Quantifying Artifacts over Time: Interval Estimation of a Poisson Distribution using the Jeffreys Prior

TL;DR

This paper introduces a simulation-based method to estimate artifact quantities over time using a Poisson model with Jeffreys prior, providing credible intervals with minimal assumptions, demonstrated on Roman coinage data.

Contribution

It presents a novel simulation approach for interval estimation of artifact counts over time using a Poisson model with Jeffreys prior, applicable with minimal assumptions.

Findings

Effective estimation of artifact abundance over time.

Credible intervals established with minimal assumptions.
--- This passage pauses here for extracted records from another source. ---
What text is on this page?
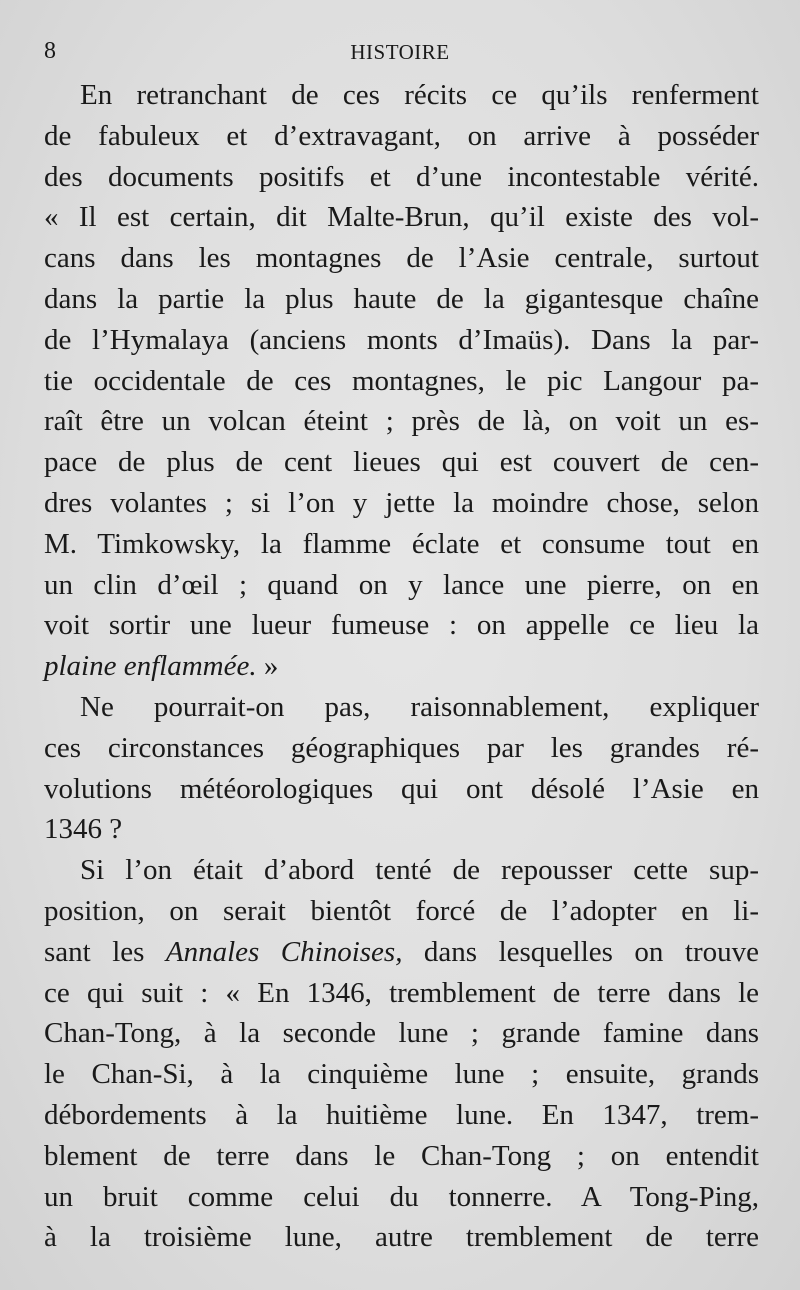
8	HISTOIRE
En retranchant de ces récits ce qu’ils renferment
de fabuleux et d’extravagant, on arrive à posséder
des documents positifs et d’une incontestable vérité.
« Il est certain, dit Malte-Brun, qu’il existe des vol-
cans dans les montagnes de l’Asie centrale, surtout
dans la partie la plus haute de la gigantesque chaîne
de l’Hymalaya (anciens monts d’Imaüs). Dans la par-
tie occidentale de ces montagnes, le pic Langour pa-
raît être un volcan éteint ; près de là, on voit un es-
pace de plus de cent lieues qui est couvert de cen-
dres volantes ; si l’on y jette la moindre chose, selon
M. Timkowsky, la flamme éclate et consume tout en
un clin d’œil ; quand on y lance une pierre, on en
voit sortir une lueur fumeuse : on appelle ce lieu la
plaine enflammée. »
Ne pourrait-on pas, raisonnablement, expliquer
ces circonstances géographiques par les grandes ré-
volutions météorologiques qui ont désolé l’Asie en
1346 ?
Si l’on était d’abord tenté de repousser cette sup-
position, on serait bientôt forcé de l’adopter en li-
sant les Annales Chinoises, dans lesquelles on trouve
ce qui suit : « En 1346, tremblement de terre dans le
Chan-Tong, à la seconde lune ; grande famine dans
le Chan-Si, à la cinquième lune ; ensuite, grands
débordements à la huitième lune. En 1347, trem-
blement de terre dans le Chan-Tong ; on entendit
un bruit comme celui du tonnerre. A Tong-Ping,
à la troisième lune, autre tremblement de terre
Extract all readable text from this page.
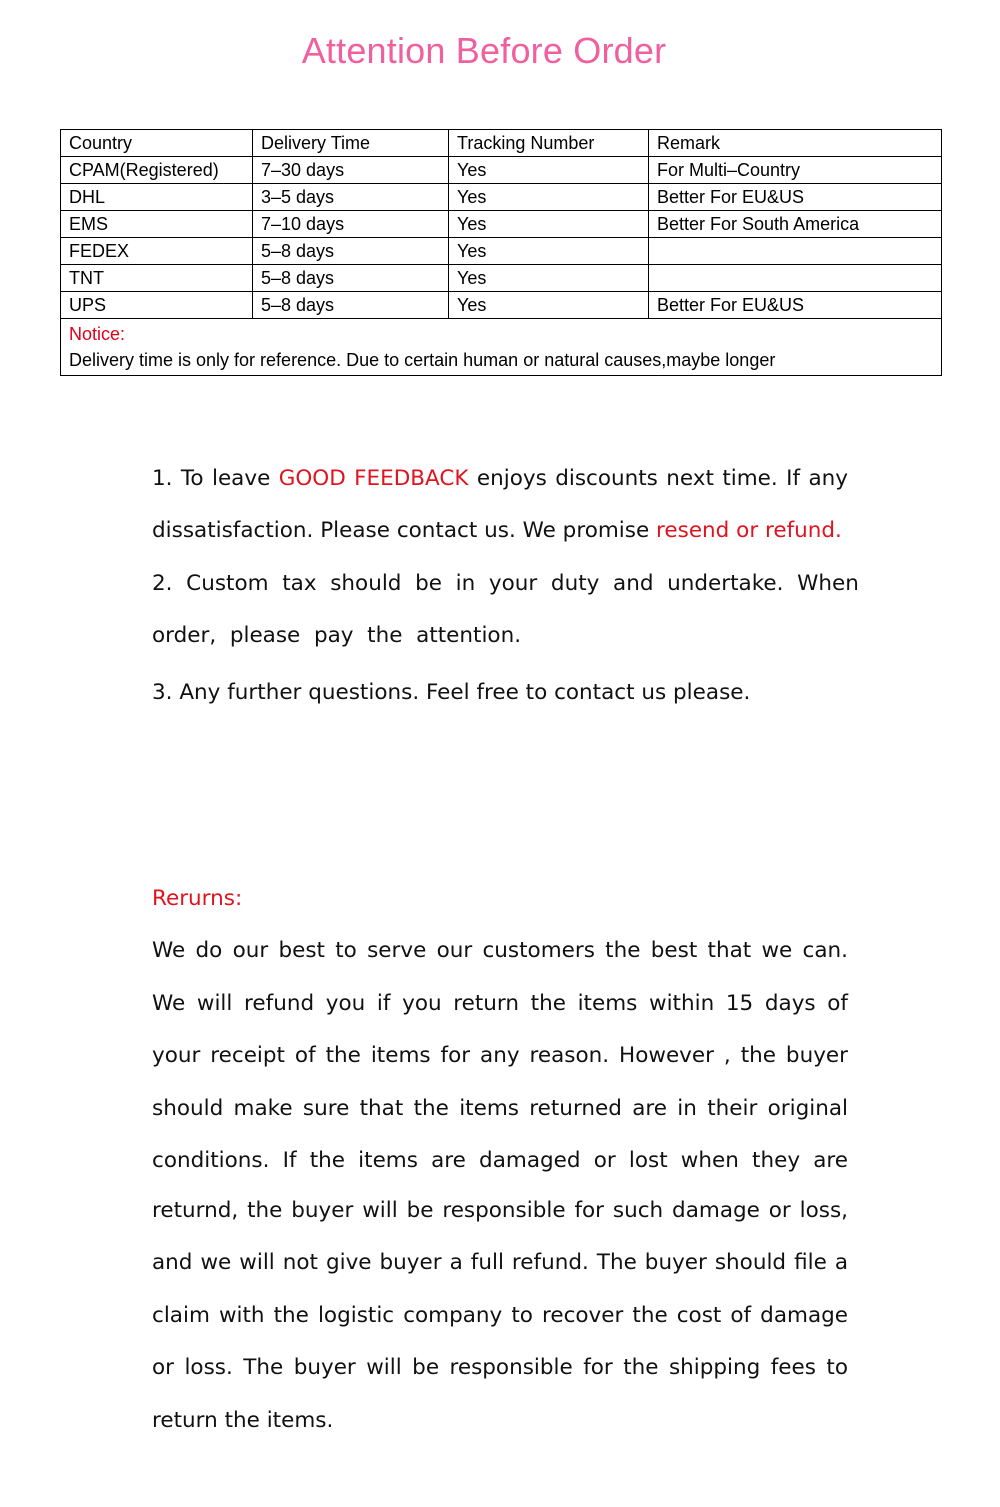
Attention Before Order
Country	Delivery Time	Tracking Number	Remark
CPAM(Registered)	7–30 days	Yes	For Multi–Country
DHL	3–5 days	Yes	Better For EU&US
EMS	7–10 days	Yes	Better For South America
FEDEX	5–8 days	Yes	
TNT	5–8 days	Yes	
UPS	5–8 days	Yes	Better For EU&US

Notice:
Delivery time is only for reference. Due to certain human or natural causes,maybe longer			
1. To leave GOOD FEEDBACK enjoys discounts next time. If any
dissatisfaction. Please contact us. We promise resend or refund.
2.  Custom  tax  should  be  in  your  duty  and  undertake.  When
order,  please  pay  the  attention.
3. Any further questions. Feel free to contact us please.
Rerurns:
We do our best to serve our customers the best that we can.
We will refund you if you return the items within 15 days of
your receipt of the items for any reason. However , the buyer
should make sure that the items returned are in their original
conditions. If the items are damaged or lost when they are
returnd, the buyer will be responsible for such damage or loss,
and we will not give buyer a full refund. The buyer should file a
claim with the logistic company to recover the cost of damage
or loss. The buyer will be responsible for the shipping fees to
return the items.
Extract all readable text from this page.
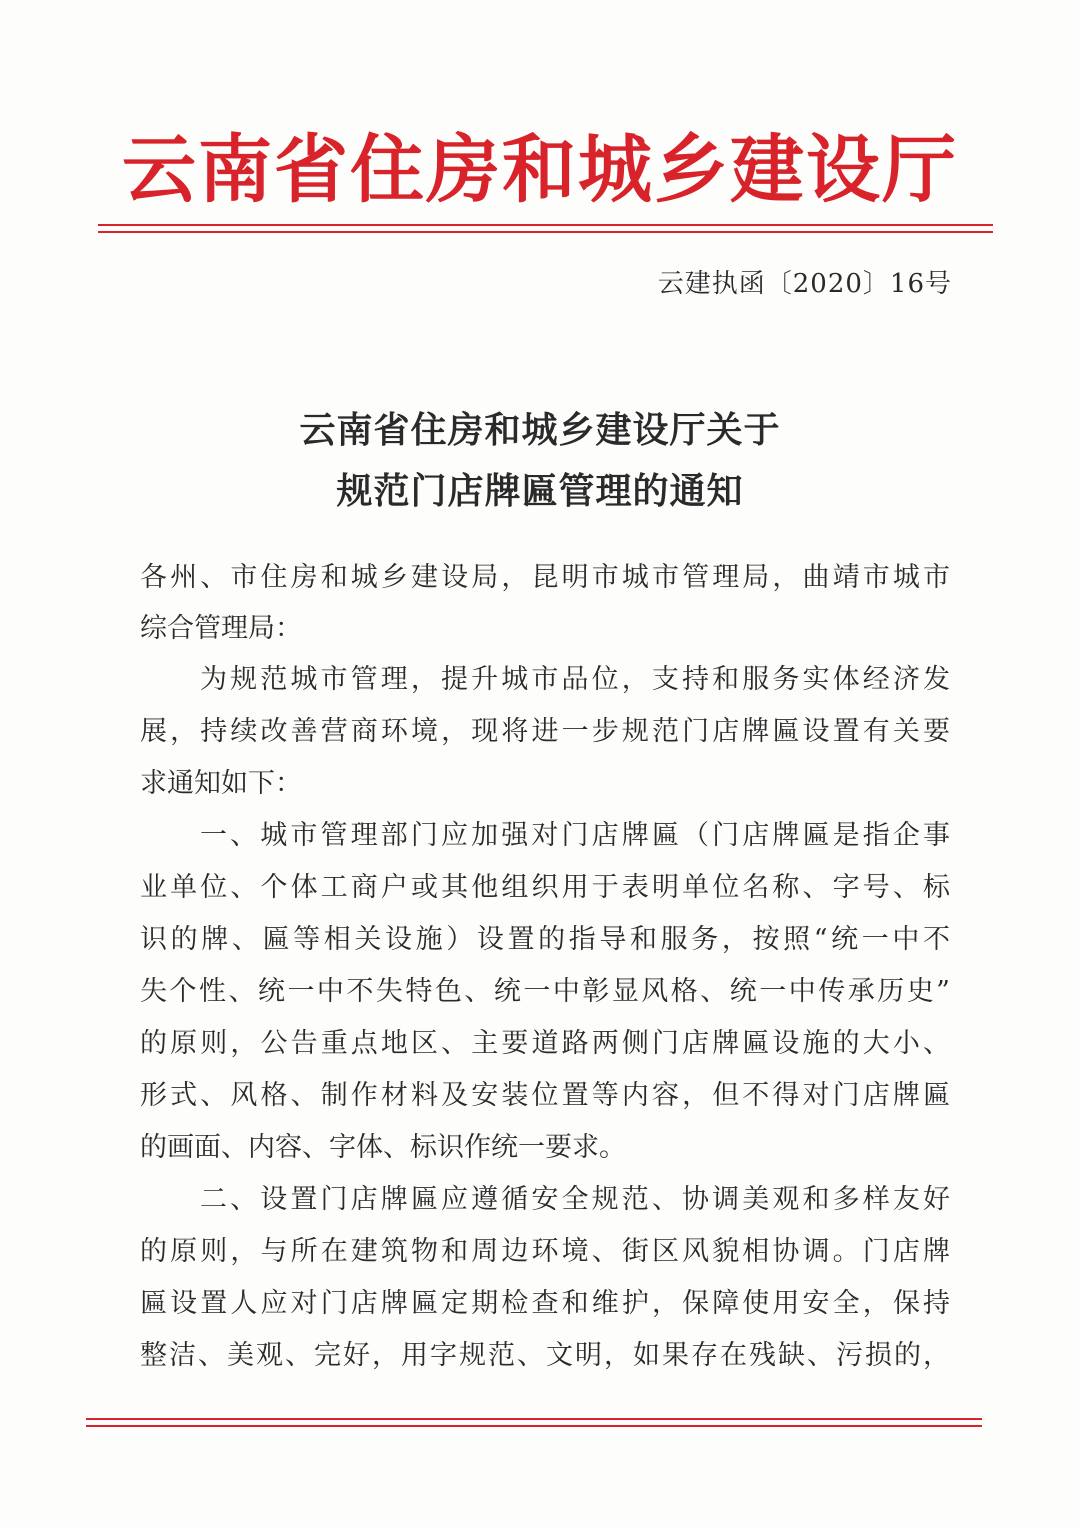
云南省住房和城乡建设厅
云建执函〔2020〕16号
云南省住房和城乡建设厅关于
规范门店牌匾管理的通知
各州、市住房和城乡建设局，昆明市城市管理局，曲靖市城市
综合管理局：
为规范城市管理，提升城市品位，支持和服务实体经济发
展，持续改善营商环境，现将进一步规范门店牌匾设置有关要
求通知如下：
一、城市管理部门应加强对门店牌匾（门店牌匾是指企事
业单位、个体工商户或其他组织用于表明单位名称、字号、标
识的牌、匾等相关设施）设置的指导和服务，按照“统一中不
失个性、统一中不失特色、统一中彰显风格、统一中传承历史”
的原则，公告重点地区、主要道路两侧门店牌匾设施的大小、
形式、风格、制作材料及安装位置等内容，但不得对门店牌匾
的画面、内容、字体、标识作统一要求。
二、设置门店牌匾应遵循安全规范、协调美观和多样友好
的原则，与所在建筑物和周边环境、街区风貌相协调。门店牌
匾设置人应对门店牌匾定期检查和维护，保障使用安全，保持
整洁、美观、完好，用字规范、文明，如果存在残缺、污损的，
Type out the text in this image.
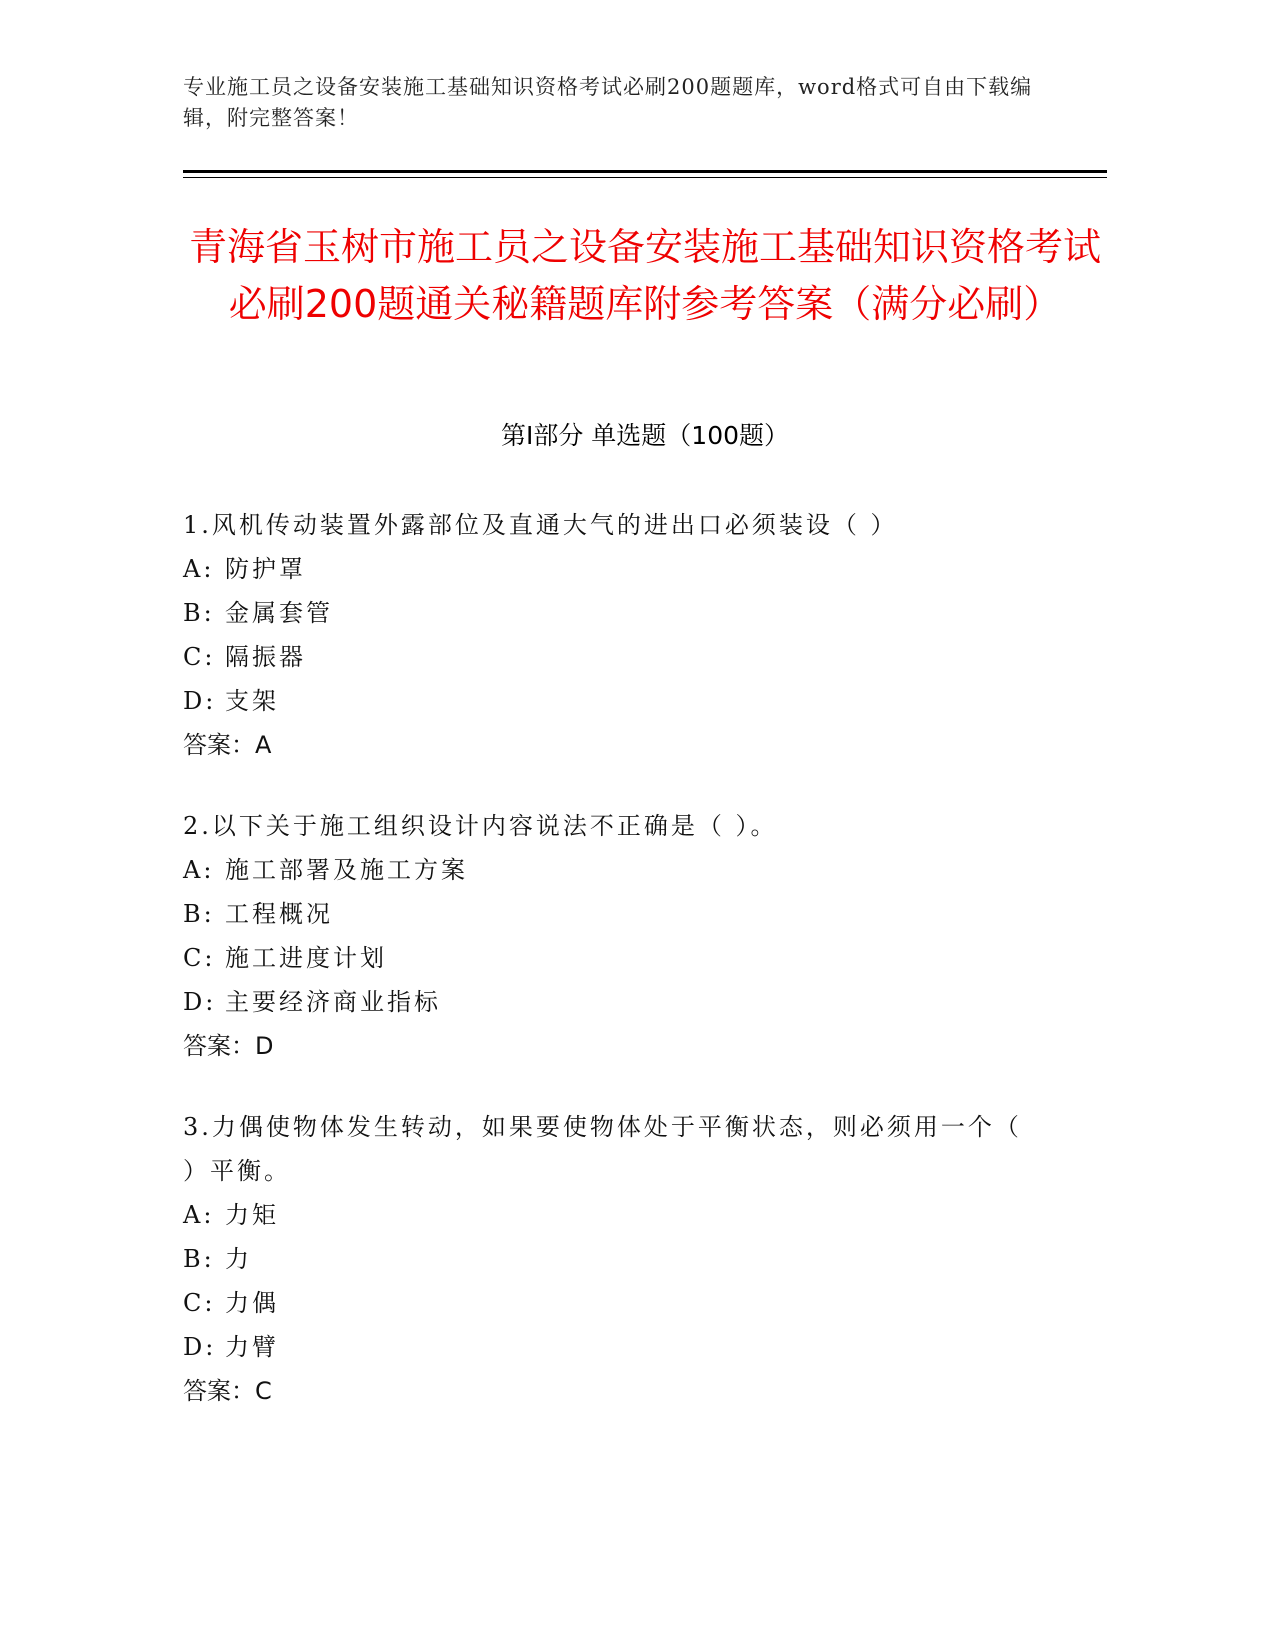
专业施工员之设备安装施工基础知识资格考试必刷200题题库，word格式可自由下载编辑，附完整答案！
青海省玉树市施工员之设备安装施工基础知识资格考试必刷200题通关秘籍题库附参考答案（满分必刷）
第Ⅰ部分 单选题（100题）
1.风机传动装置外露部位及直通大气的进出口必须装设（ ）
A: 防护罩
B: 金属套管
C: 隔振器
D: 支架
答案：A
2.以下关于施工组织设计内容说法不正确是（ ）。
A: 施工部署及施工方案
B: 工程概况
C: 施工进度计划
D: 主要经济商业指标
答案：D
3.力偶使物体发生转动，如果要使物体处于平衡状态，则必须用一个（ ）平衡。
A: 力矩
B: 力
C: 力偶
D: 力臂
答案：C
Application to Roman coinage data demonstrates practical utility.

Abstract

This article presents a new method for estimating the amount of an artifact class in use at a given moment in the past from a random assemblage of archaeological finds. This method is based on the use of simulation, since an analytical solution is computationally impractical. Estimating the number of artifacts in use at any time $t$ is shown to follow a Poisson distribution, which allows for credible intervals to be established using the Jeffreys prior. This estimator works from minimal assumptions about the dating and duration of finds, as well as the intensity of collection, and is applied to coinage from four Roman-period sites excavated by the Roman Peasant Project (2009-2014). The result provides for an estimation of the abundance of material according to an interval of certainty.